Aside from the quality of local vineyards, their proximity to the city is a big draw for people looking for a range of activities.
"You could be doing a wine tasting in the afternoon then come in to the city and see a play on Granville Island.
There's a lot of diversity in the area and I think people are rediscovering that."
The variety in the vineyards is nice as well.
Domaine de Chaberton Estate and Winery is the Fraser Valley's oldest vineyard, having planted its roots in Langley 32 years ago with vines brought from France and Germany.
The microclimate in the Fraser Valley is perfect for the winery's white grape varietals, including the grapes used in its signature Bacchus wine, said Chelsea Harris, assistant manager of Domaine de Chaberton's wine shop.
"We receive about 30 per cent less rain than downtown Langley, and about 66 per cent less rain than downtown Vancouver," she noted. "That's quite a big difference for the vines out here that don't like wet feet.
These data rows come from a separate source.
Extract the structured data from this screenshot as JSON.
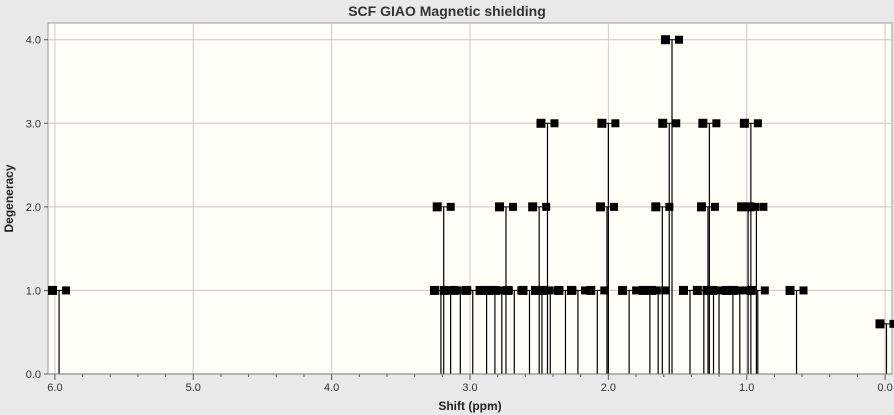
{
  "window": {
    "title": "SCF GIAO Magnetic shielding"
  },
  "colors": {
    "plot_bg": "#fffff7",
    "grid": "#c8c8c8",
    "stick": "#000000",
    "frame": "#e9e9e9"
  },
  "chart_data": {
    "type": "bar",
    "title": "SCF GIAO Magnetic shielding",
    "xlabel": "Shift (ppm)",
    "ylabel": "Degeneracy",
    "xlim": [
      6.05,
      -0.05
    ],
    "ylim": [
      0.0,
      4.2
    ],
    "x_reversed": true,
    "grid": true,
    "xticks": [
      6.0,
      5.0,
      4.0,
      3.0,
      2.0,
      1.0,
      0.0
    ],
    "xtick_labels": [
      "6.0",
      "5.0",
      "4.0",
      "3.0",
      "2.0",
      "1.0",
      "0.0"
    ],
    "yticks": [
      0.0,
      1.0,
      2.0,
      3.0,
      4.0
    ],
    "ytick_labels": [
      "0.0",
      "1.0",
      "2.0",
      "3.0",
      "4.0"
    ],
    "series": [
      {
        "peaks": [
          {
            "x": 5.97,
            "y": 1
          },
          {
            "x": 3.21,
            "y": 1
          },
          {
            "x": 3.19,
            "y": 2
          },
          {
            "x": 3.14,
            "y": 1
          },
          {
            "x": 3.07,
            "y": 1
          },
          {
            "x": 2.98,
            "y": 1
          },
          {
            "x": 2.88,
            "y": 1
          },
          {
            "x": 2.82,
            "y": 1
          },
          {
            "x": 2.77,
            "y": 1
          },
          {
            "x": 2.74,
            "y": 2
          },
          {
            "x": 2.68,
            "y": 1
          },
          {
            "x": 2.57,
            "y": 1
          },
          {
            "x": 2.5,
            "y": 2
          },
          {
            "x": 2.48,
            "y": 1
          },
          {
            "x": 2.44,
            "y": 3
          },
          {
            "x": 2.42,
            "y": 1
          },
          {
            "x": 2.31,
            "y": 1
          },
          {
            "x": 2.22,
            "y": 1
          },
          {
            "x": 2.08,
            "y": 1
          },
          {
            "x": 2.01,
            "y": 2
          },
          {
            "x": 2.0,
            "y": 3
          },
          {
            "x": 1.85,
            "y": 1
          },
          {
            "x": 1.7,
            "y": 1
          },
          {
            "x": 1.64,
            "y": 1
          },
          {
            "x": 1.61,
            "y": 2
          },
          {
            "x": 1.56,
            "y": 3
          },
          {
            "x": 1.54,
            "y": 4
          },
          {
            "x": 1.41,
            "y": 1
          },
          {
            "x": 1.31,
            "y": 1
          },
          {
            "x": 1.28,
            "y": 2
          },
          {
            "x": 1.27,
            "y": 3
          },
          {
            "x": 1.24,
            "y": 1
          },
          {
            "x": 1.2,
            "y": 1
          },
          {
            "x": 1.1,
            "y": 1
          },
          {
            "x": 1.05,
            "y": 1
          },
          {
            "x": 0.99,
            "y": 2
          },
          {
            "x": 0.97,
            "y": 3
          },
          {
            "x": 0.93,
            "y": 2
          },
          {
            "x": 0.92,
            "y": 1
          },
          {
            "x": 0.64,
            "y": 1
          },
          {
            "x": -0.01,
            "y": 0.6
          }
        ]
      }
    ]
  }
}
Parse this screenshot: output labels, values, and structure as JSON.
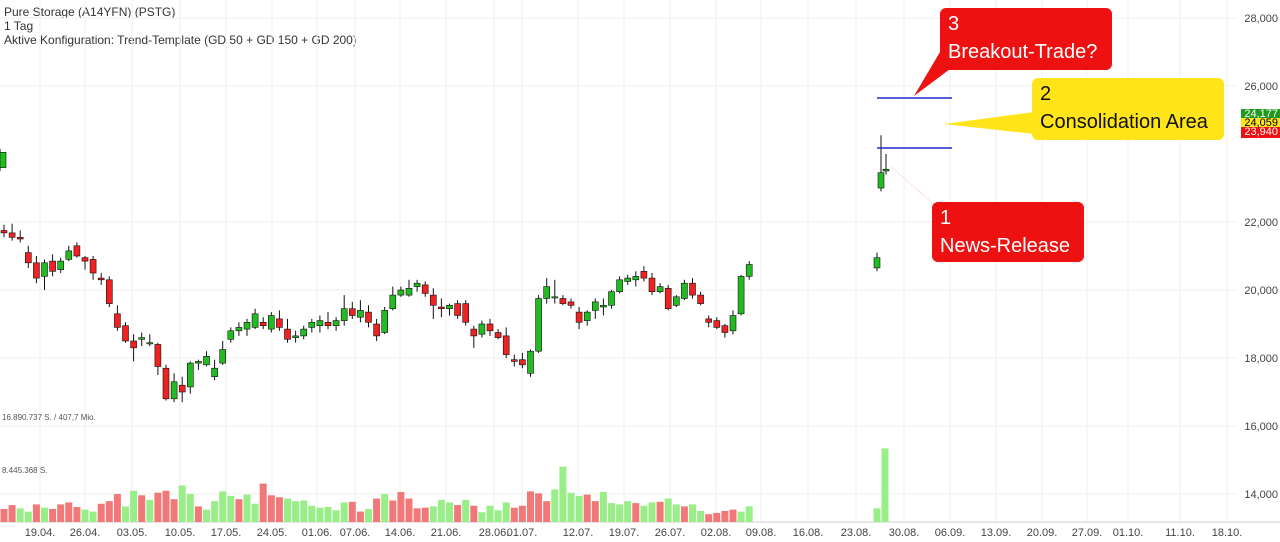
{
  "header": {
    "title": "Pure Storage (A14YFN) (PSTG)",
    "interval": "1 Tag",
    "config": "Aktive Konfiguration: Trend-Template (GD 50 + GD 150 + GD 200)"
  },
  "volume_labels": {
    "max": "16.890.737 S. / 407,7 Mio.",
    "mid": "8.445.368 S."
  },
  "price_tags": [
    {
      "text": "24,177",
      "bg": "#1f9a1f",
      "fg": "#ffffff"
    },
    {
      "text": "24,059",
      "bg": "#ffe41a",
      "fg": "#000000"
    },
    {
      "text": "23,940",
      "bg": "#ee1111",
      "fg": "#ffffff"
    }
  ],
  "annotations": [
    {
      "number": "3",
      "text": "Breakout-Trade?",
      "color": "#ee1111"
    },
    {
      "number": "2",
      "text": "Consolidation Area",
      "color": "#ffe41a"
    },
    {
      "number": "1",
      "text": "News-Release",
      "color": "#ee1111"
    }
  ],
  "chart_data": {
    "type": "candlestick",
    "y_axis": {
      "ticks": [
        "28,000",
        "26,000",
        "22,000",
        "20,000",
        "18,000",
        "16,000",
        "14,000"
      ],
      "tick_values": [
        28,
        26,
        22,
        20,
        18,
        16,
        14
      ]
    },
    "x_axis": {
      "ticks": [
        "19.04.",
        "26.04.",
        "03.05.",
        "10.05.",
        "17.05.",
        "24.05.",
        "01.06.",
        "07.06.",
        "14.06.",
        "21.06.",
        "28.06.",
        "01.07.",
        "12.07.",
        "19.07.",
        "26.07.",
        "02.08.",
        "09.08.",
        "16.08.",
        "23.08.",
        "30.08.",
        "06.09.",
        "13.09.",
        "20.09.",
        "27.09.",
        "01.10.",
        "11.10.",
        "18.10."
      ]
    },
    "colors": {
      "up": "#22bb22",
      "down": "#ee2222",
      "vol_up": "#99ee88",
      "vol_down": "#f07878",
      "box": "#1a2ecc"
    },
    "candles": [
      [
        21.75,
        21.92,
        21.55,
        21.68
      ],
      [
        21.68,
        21.95,
        21.45,
        21.55
      ],
      [
        21.55,
        21.75,
        21.4,
        21.5
      ],
      [
        21.1,
        21.3,
        20.65,
        20.8
      ],
      [
        20.8,
        21.0,
        20.2,
        20.35
      ],
      [
        20.4,
        20.9,
        20.0,
        20.8
      ],
      [
        20.85,
        21.05,
        20.4,
        20.55
      ],
      [
        20.6,
        20.95,
        20.5,
        20.85
      ],
      [
        20.9,
        21.3,
        20.85,
        21.15
      ],
      [
        21.3,
        21.4,
        20.95,
        21.0
      ],
      [
        20.95,
        21.0,
        20.6,
        20.85
      ],
      [
        20.9,
        21.0,
        20.3,
        20.5
      ],
      [
        20.35,
        20.5,
        20.15,
        20.3
      ],
      [
        20.3,
        20.4,
        19.5,
        19.6
      ],
      [
        19.3,
        19.55,
        18.8,
        18.9
      ],
      [
        18.95,
        19.05,
        18.45,
        18.5
      ],
      [
        18.5,
        18.7,
        17.9,
        18.3
      ],
      [
        18.55,
        18.75,
        18.35,
        18.6
      ],
      [
        18.45,
        18.7,
        18.35,
        18.45
      ],
      [
        18.4,
        18.45,
        17.5,
        17.75
      ],
      [
        17.7,
        17.8,
        16.75,
        16.8
      ],
      [
        16.8,
        17.55,
        16.7,
        17.3
      ],
      [
        17.2,
        17.45,
        16.7,
        17.0
      ],
      [
        17.15,
        17.9,
        16.95,
        17.85
      ],
      [
        17.85,
        17.95,
        17.65,
        17.9
      ],
      [
        17.8,
        18.2,
        17.75,
        18.05
      ],
      [
        17.45,
        17.95,
        17.35,
        17.7
      ],
      [
        17.85,
        18.5,
        17.8,
        18.25
      ],
      [
        18.55,
        18.9,
        18.45,
        18.8
      ],
      [
        18.8,
        19.05,
        18.65,
        18.9
      ],
      [
        18.85,
        19.15,
        18.65,
        19.05
      ],
      [
        18.9,
        19.45,
        18.85,
        19.3
      ],
      [
        19.05,
        19.2,
        18.85,
        18.95
      ],
      [
        18.85,
        19.35,
        18.75,
        19.25
      ],
      [
        19.15,
        19.4,
        18.8,
        18.9
      ],
      [
        18.85,
        19.15,
        18.45,
        18.55
      ],
      [
        18.6,
        18.8,
        18.45,
        18.65
      ],
      [
        18.65,
        18.95,
        18.55,
        18.85
      ],
      [
        18.9,
        19.15,
        18.75,
        19.05
      ],
      [
        18.95,
        19.25,
        18.75,
        19.1
      ],
      [
        19.05,
        19.35,
        18.85,
        18.95
      ],
      [
        18.95,
        19.2,
        18.8,
        19.1
      ],
      [
        19.1,
        19.85,
        18.95,
        19.45
      ],
      [
        19.45,
        19.65,
        19.15,
        19.25
      ],
      [
        19.2,
        19.7,
        19.05,
        19.4
      ],
      [
        19.35,
        19.55,
        18.9,
        19.05
      ],
      [
        19.0,
        19.15,
        18.5,
        18.65
      ],
      [
        18.75,
        19.5,
        18.7,
        19.4
      ],
      [
        19.45,
        20.1,
        19.4,
        19.85
      ],
      [
        19.85,
        20.1,
        19.8,
        20.0
      ],
      [
        19.85,
        20.3,
        19.8,
        20.05
      ],
      [
        20.1,
        20.3,
        19.95,
        20.2
      ],
      [
        20.15,
        20.25,
        19.8,
        19.9
      ],
      [
        19.85,
        20.05,
        19.15,
        19.55
      ],
      [
        19.5,
        19.75,
        19.2,
        19.45
      ],
      [
        19.45,
        19.6,
        19.25,
        19.55
      ],
      [
        19.6,
        19.7,
        19.15,
        19.25
      ],
      [
        19.6,
        19.7,
        18.95,
        19.05
      ],
      [
        18.85,
        18.95,
        18.3,
        18.65
      ],
      [
        18.7,
        19.1,
        18.6,
        19.0
      ],
      [
        19.0,
        19.15,
        18.65,
        18.8
      ],
      [
        18.75,
        18.85,
        18.55,
        18.6
      ],
      [
        18.65,
        18.9,
        18.0,
        18.1
      ],
      [
        17.95,
        18.1,
        17.75,
        17.9
      ],
      [
        17.95,
        18.15,
        17.7,
        17.8
      ],
      [
        17.55,
        18.25,
        17.45,
        18.2
      ],
      [
        18.2,
        19.85,
        18.15,
        19.75
      ],
      [
        19.75,
        20.35,
        19.6,
        20.1
      ],
      [
        19.8,
        20.3,
        19.6,
        19.8
      ],
      [
        19.75,
        19.85,
        19.55,
        19.6
      ],
      [
        19.65,
        19.75,
        19.45,
        19.55
      ],
      [
        19.35,
        19.5,
        18.85,
        19.05
      ],
      [
        19.1,
        19.4,
        18.95,
        19.35
      ],
      [
        19.4,
        19.75,
        19.15,
        19.65
      ],
      [
        19.5,
        19.75,
        19.25,
        19.55
      ],
      [
        19.55,
        20.0,
        19.45,
        19.95
      ],
      [
        19.95,
        20.4,
        19.9,
        20.3
      ],
      [
        20.25,
        20.45,
        20.15,
        20.35
      ],
      [
        20.3,
        20.55,
        20.1,
        20.4
      ],
      [
        20.55,
        20.7,
        20.25,
        20.35
      ],
      [
        20.35,
        20.5,
        19.85,
        19.95
      ],
      [
        19.95,
        20.2,
        19.9,
        20.1
      ],
      [
        20.05,
        20.15,
        19.4,
        19.45
      ],
      [
        19.55,
        19.85,
        19.5,
        19.8
      ],
      [
        19.75,
        20.3,
        19.7,
        20.2
      ],
      [
        20.2,
        20.35,
        19.75,
        19.85
      ],
      [
        19.85,
        19.95,
        19.55,
        19.6
      ],
      [
        19.15,
        19.25,
        18.9,
        19.05
      ],
      [
        19.1,
        19.2,
        18.85,
        18.9
      ],
      [
        18.95,
        19.0,
        18.6,
        18.75
      ],
      [
        18.8,
        19.4,
        18.7,
        19.25
      ],
      [
        19.3,
        20.45,
        19.25,
        20.4
      ],
      [
        20.4,
        20.85,
        20.3,
        20.75
      ],
      [
        20.65,
        21.1,
        20.55,
        20.95
      ],
      [
        23.0,
        24.55,
        22.9,
        23.45
      ],
      [
        23.5,
        24.0,
        23.4,
        23.55
      ],
      [
        23.6,
        24.15,
        23.5,
        24.05
      ]
    ],
    "volume": [
      [
        2.0,
        "down"
      ],
      [
        2.6,
        "down"
      ],
      [
        2.1,
        "up"
      ],
      [
        1.6,
        "up"
      ],
      [
        2.7,
        "down"
      ],
      [
        2.2,
        "up"
      ],
      [
        2.0,
        "down"
      ],
      [
        2.7,
        "down"
      ],
      [
        3.0,
        "down"
      ],
      [
        2.3,
        "down"
      ],
      [
        1.9,
        "up"
      ],
      [
        1.6,
        "up"
      ],
      [
        2.8,
        "down"
      ],
      [
        3.2,
        "down"
      ],
      [
        4.3,
        "down"
      ],
      [
        2.4,
        "up"
      ],
      [
        4.8,
        "up"
      ],
      [
        4.1,
        "down"
      ],
      [
        3.4,
        "up"
      ],
      [
        4.5,
        "down"
      ],
      [
        4.8,
        "down"
      ],
      [
        3.5,
        "down"
      ],
      [
        5.6,
        "up"
      ],
      [
        4.3,
        "up"
      ],
      [
        2.4,
        "down"
      ],
      [
        1.9,
        "up"
      ],
      [
        3.2,
        "up"
      ],
      [
        4.7,
        "up"
      ],
      [
        4.0,
        "up"
      ],
      [
        3.5,
        "down"
      ],
      [
        4.2,
        "up"
      ],
      [
        2.8,
        "up"
      ],
      [
        5.9,
        "down"
      ],
      [
        4.1,
        "down"
      ],
      [
        3.8,
        "down"
      ],
      [
        3.6,
        "up"
      ],
      [
        3.2,
        "up"
      ],
      [
        3.3,
        "up"
      ],
      [
        2.5,
        "up"
      ],
      [
        2.2,
        "up"
      ],
      [
        2.3,
        "up"
      ],
      [
        1.8,
        "up"
      ],
      [
        3.0,
        "up"
      ],
      [
        3.1,
        "down"
      ],
      [
        1.6,
        "down"
      ],
      [
        2.0,
        "up"
      ],
      [
        3.6,
        "down"
      ],
      [
        4.3,
        "up"
      ],
      [
        3.3,
        "down"
      ],
      [
        4.6,
        "down"
      ],
      [
        3.6,
        "down"
      ],
      [
        2.1,
        "down"
      ],
      [
        2.2,
        "down"
      ],
      [
        2.4,
        "up"
      ],
      [
        3.4,
        "up"
      ],
      [
        3.0,
        "up"
      ],
      [
        2.6,
        "down"
      ],
      [
        3.4,
        "up"
      ],
      [
        2.5,
        "down"
      ],
      [
        1.5,
        "up"
      ],
      [
        2.5,
        "up"
      ],
      [
        1.8,
        "up"
      ],
      [
        3.0,
        "up"
      ],
      [
        2.2,
        "down"
      ],
      [
        2.5,
        "down"
      ],
      [
        4.7,
        "down"
      ],
      [
        4.4,
        "down"
      ],
      [
        3.2,
        "down"
      ],
      [
        5.0,
        "up"
      ],
      [
        8.5,
        "up"
      ],
      [
        4.5,
        "up"
      ],
      [
        4.0,
        "up"
      ],
      [
        4.2,
        "down"
      ],
      [
        3.2,
        "down"
      ],
      [
        4.6,
        "up"
      ],
      [
        2.9,
        "up"
      ],
      [
        2.7,
        "up"
      ],
      [
        3.2,
        "up"
      ],
      [
        2.9,
        "down"
      ],
      [
        2.5,
        "up"
      ],
      [
        3.0,
        "up"
      ],
      [
        3.1,
        "down"
      ],
      [
        3.6,
        "up"
      ],
      [
        2.7,
        "up"
      ],
      [
        2.4,
        "down"
      ],
      [
        2.7,
        "up"
      ],
      [
        1.7,
        "up"
      ],
      [
        1.2,
        "down"
      ],
      [
        1.4,
        "down"
      ],
      [
        1.7,
        "down"
      ],
      [
        1.9,
        "down"
      ],
      [
        1.6,
        "up"
      ],
      [
        2.4,
        "up"
      ],
      [
        2.1,
        "up"
      ],
      [
        2.8,
        "up"
      ],
      [
        11.3,
        "up"
      ],
      [
        5.6,
        "up"
      ]
    ]
  }
}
The climate is similar to northern France or Germany."
Visitors can sip on a red, white or dessert wine while indulging in rich French cuisine at Bacchus, the winery's Zagat-rated bistro.
Lately, Domaine de Chaberton has attracted tourist groups from as far as Japan, Harris added.
But it's the staycationers that have been surprising her.
"We're finding that there are a lot more locals coming here. People are saying, 'I've lived in Langley for 25 years and never stopped in here.'"
Harris added that wineries in the region work together instead of competing to attract new visitors.
The goal is to let people know that the Fraser Valley is a legitimate wine destination, different from the Okanagan.
"Why bother spending several hundred dollars when you can just come and taste out here. It's a really good day trip," she said.
If you're planning your own trip to the region, start with a visit to Vista D'Oro Farms and Winery on 208 Street in Langley.
Try the D'Oro, an artisanal fortified walnut wine "that must be tasted," said Visscher.
Then head to nearby Domaine de Chaberton on 216th Street, and after a quick brunch at Bacchus (open Monday to Friday), check out Township 7 Vineyard and Winery at 16th Avenue and 12th Street.
The company was recently named the official wine of the Calgary Stampede and holds events on its stage, including concerts and art shows.
After taking in some culture, it's time for Neck of the Woods Winery and Back Yard Winery on 232nd Street. Back Yard Porch Wine is their trendy offering that resembles a port, but is really a fortified wine with powerful berry flavours.
Finish off your day trip with some 100 per cent grape-free fruit wines at the Fort Wine Company in Fort Langley.